One message from bosses in Moscow, in awkward English, gave the most revealing account of the agents’ assignment. “You were sent to USA for long-term service trip,” it said. “Your education, bank accounts, car, house etc. — all these serve one goal: fulfill your main mission, i.e. to search and develop ties in policymaking circles and send intels [intelligence reports] to C[enter].”
It was not clear what the intelligence reports were about, though one agent was described as meeting an American government employee working in a nuclear program. The defendants were charged with conspiracy, not to commit espionage, but to fail to register as agents of a foreign government, which carries a maximum sentence of 5 years in prison; 9 were also charged with conspiracy to commit money laundering, which carries a maximum penalty of 20 years. They are not accused of obtaining classified materials.
There were also hints that Russian spy bosses feared their agents, ordered to go native in prosperous America, might be losing track of their official purpose. Agents in Boston submitted an expense report with such vague items as “trip to meeting” for $1,125 and “education,” $3,600.
In Montclair, when the Murphys wanted to buy a house under their names, “Moscow Center,” or “C.,” the S.V.R. headquarters, objected.
“We are under an impression that C. views our ownership of the house as a deviation from the original purpose of our mission here,” the New Jersey couple wrote in a coded message. “From our perspective purchase of the house was solely a natural progression of our prolonged stay here. It was a convenient way to solving the housing issue, plus ‘to do as the Romans do’ in a society that values home ownership.”
Much of the ring’s activity — and the F.B.I. investigators’ surveillance — took place in and around New York. The alleged agents were spotted in a bookstore in Lower Manhattan, a bench near the entrance to Central Park and a restaurant in Sunnyside, Queens.

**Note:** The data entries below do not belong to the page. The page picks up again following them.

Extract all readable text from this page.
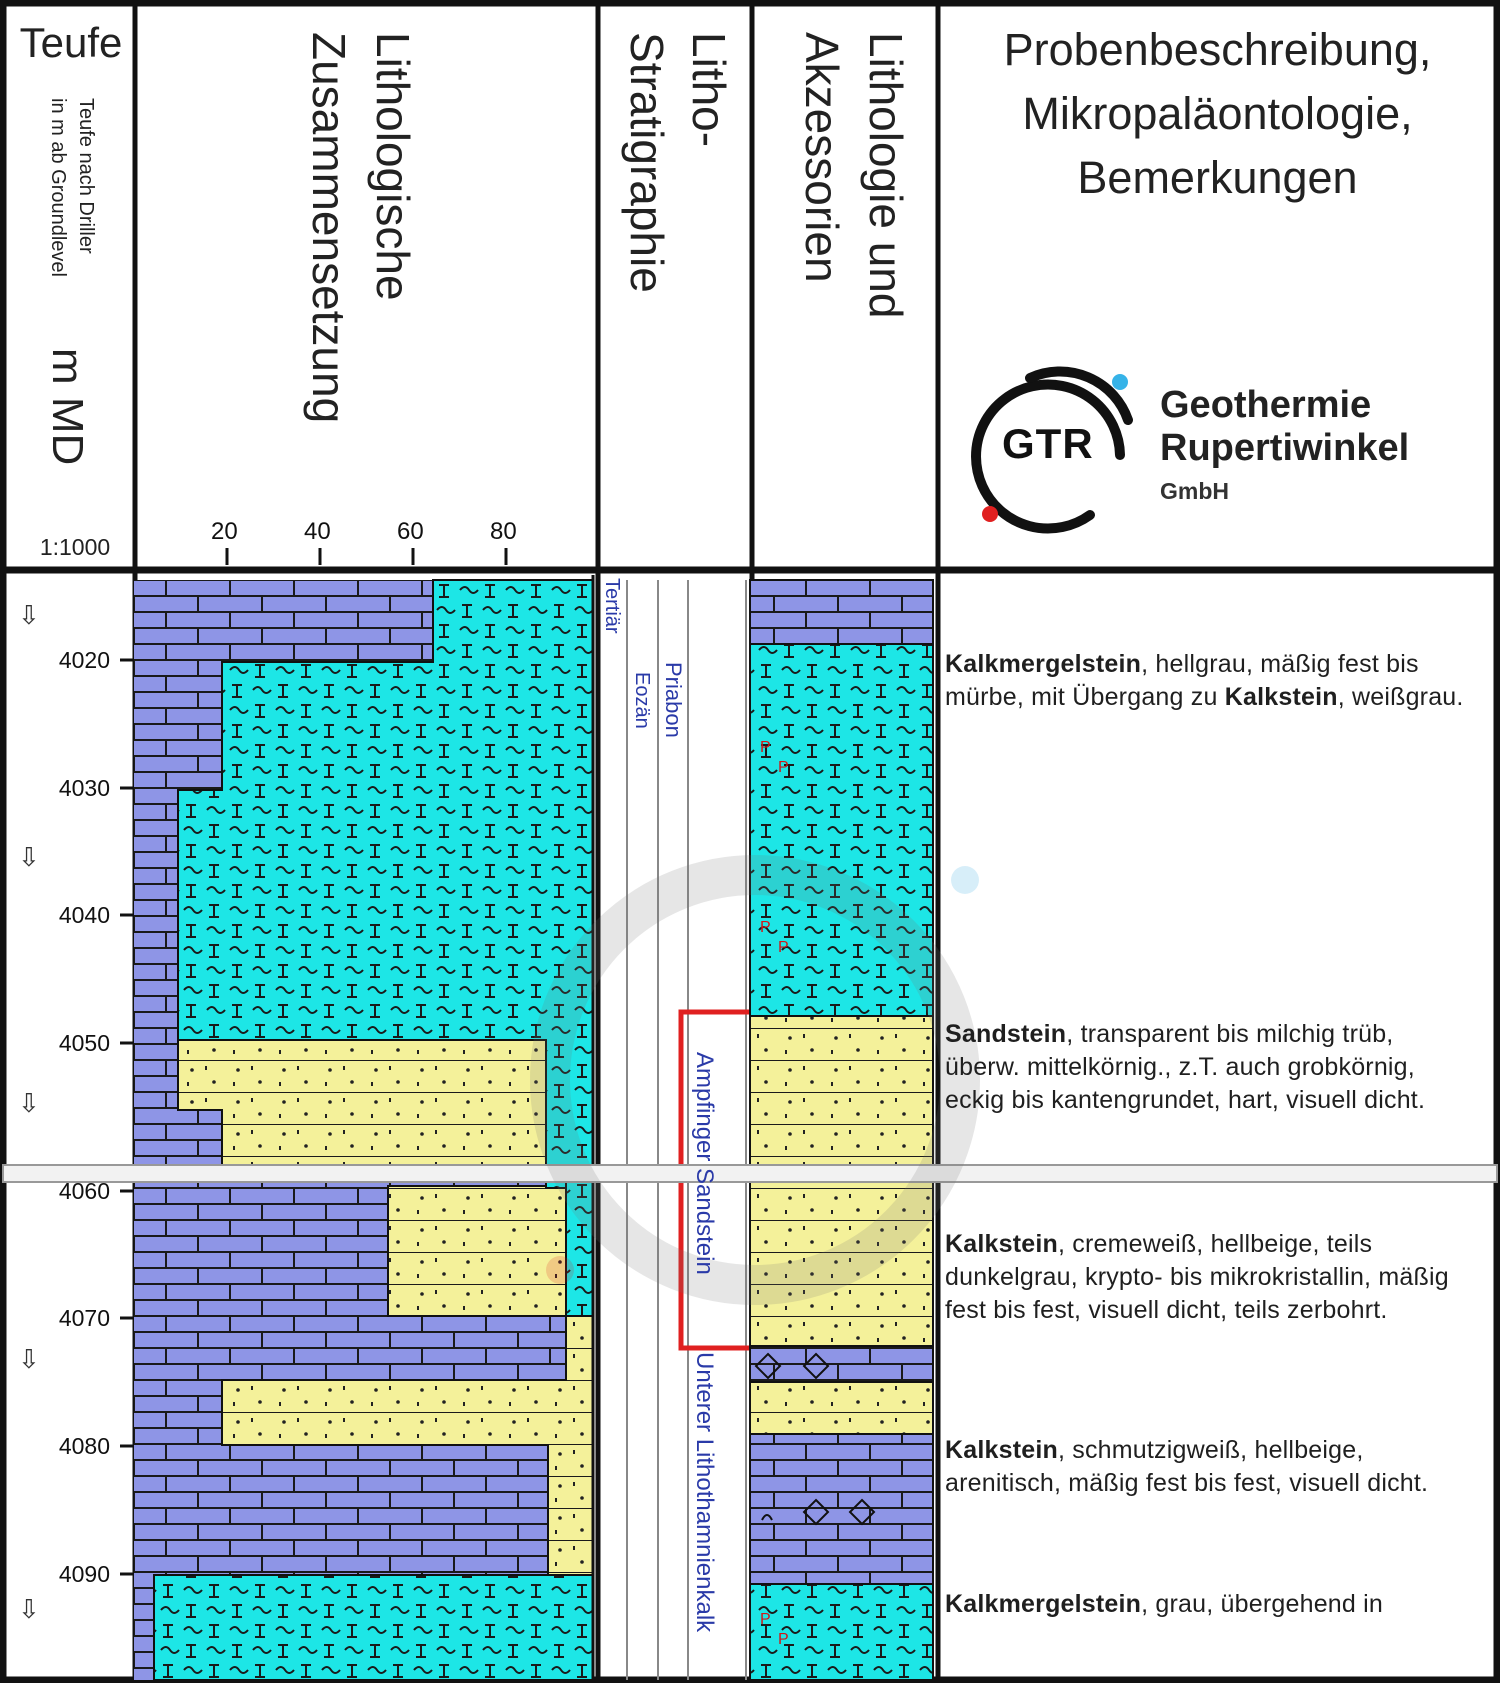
P
P
P
P
P
P
Teufe
Teufe nach Driller
in m ab Groundlevel
m MD
1:1000
Lithologische Zusammensetzung
20	40	60	80
Litho-Stratigraphie	Lithologie und Akzessorien	Probenbeschreibung,
Mikropaläontologie,
Bemerkungen
GTR
Geothermie
Rupertiwinkel
GmbH
4020
4030
4040
4050
4060
4070
4080
4090
⇩
⇩
⇩
⇩
⇩
Tertiär
Eozän Priabon
Ampfinger Sandstein
Unterer Lithothamnienkalk
Kalkmergelstein, hellgrau, mäßig fest bis mürbe, mit Übergang zu Kalkstein, weißgrau.
Sandstein, transparent bis milchig trüb, überw. mittelkörnig., z.T. auch grobkörnig, eckig bis kantengrundet, hart, visuell dicht.
Kalkstein, cremeweiß, hellbeige, teils dunkelgrau, krypto- bis mikrokristallin, mäßig fest bis fest, visuell dicht, teils zerbohrt.
Kalkstein, schmutzigweiß, hellbeige, arenitisch, mäßig fest bis fest, visuell dicht.
Kalkmergelstein, grau, übergehend in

Secret exchanges were made at busy locations like the Long Island Rail Road’s station in Forest Hills, where F.B.I. watchers in 2004 spotted one defendant who is not in custody, Christopher R. Metsos, the charging papers say.
The arrests made a splash in neighborhoods around the country, as F.B.I. teams spent all Sunday night hunting through houses and cars, shining flashlights and carting away evidence.
In Cambridge, Mass., the couple known as Donald Heathfield and Tracey Foley, who appeared to be in their 40s and had two teenage sons, lived in an apartment building on a residential street where some Harvard professors and students live.
“She was very courteous; she was very nice,” Montse Monne-Corbero, who lives next door, said of Ms. Foley. The sons shoveled snow for her in the winter, Ms. Monne-Corbero said, but they also had “very loud” parties.
Lila Hexner, who lives in the building next door, said Ms. Foley told her she was in the real estate business. “She said they were from Canada,” Ms. Hexner said.
Another of those charged, Mikhail Semenko, was a stylish man in his late 20s who drove a Mercedes S-500, said Tatyana Day, who lives across the street from him in Arlington, Va. He had a brunette girlfriend and the young couple spoke to one another in Russian and “kept to themselves,” Ms. Day said.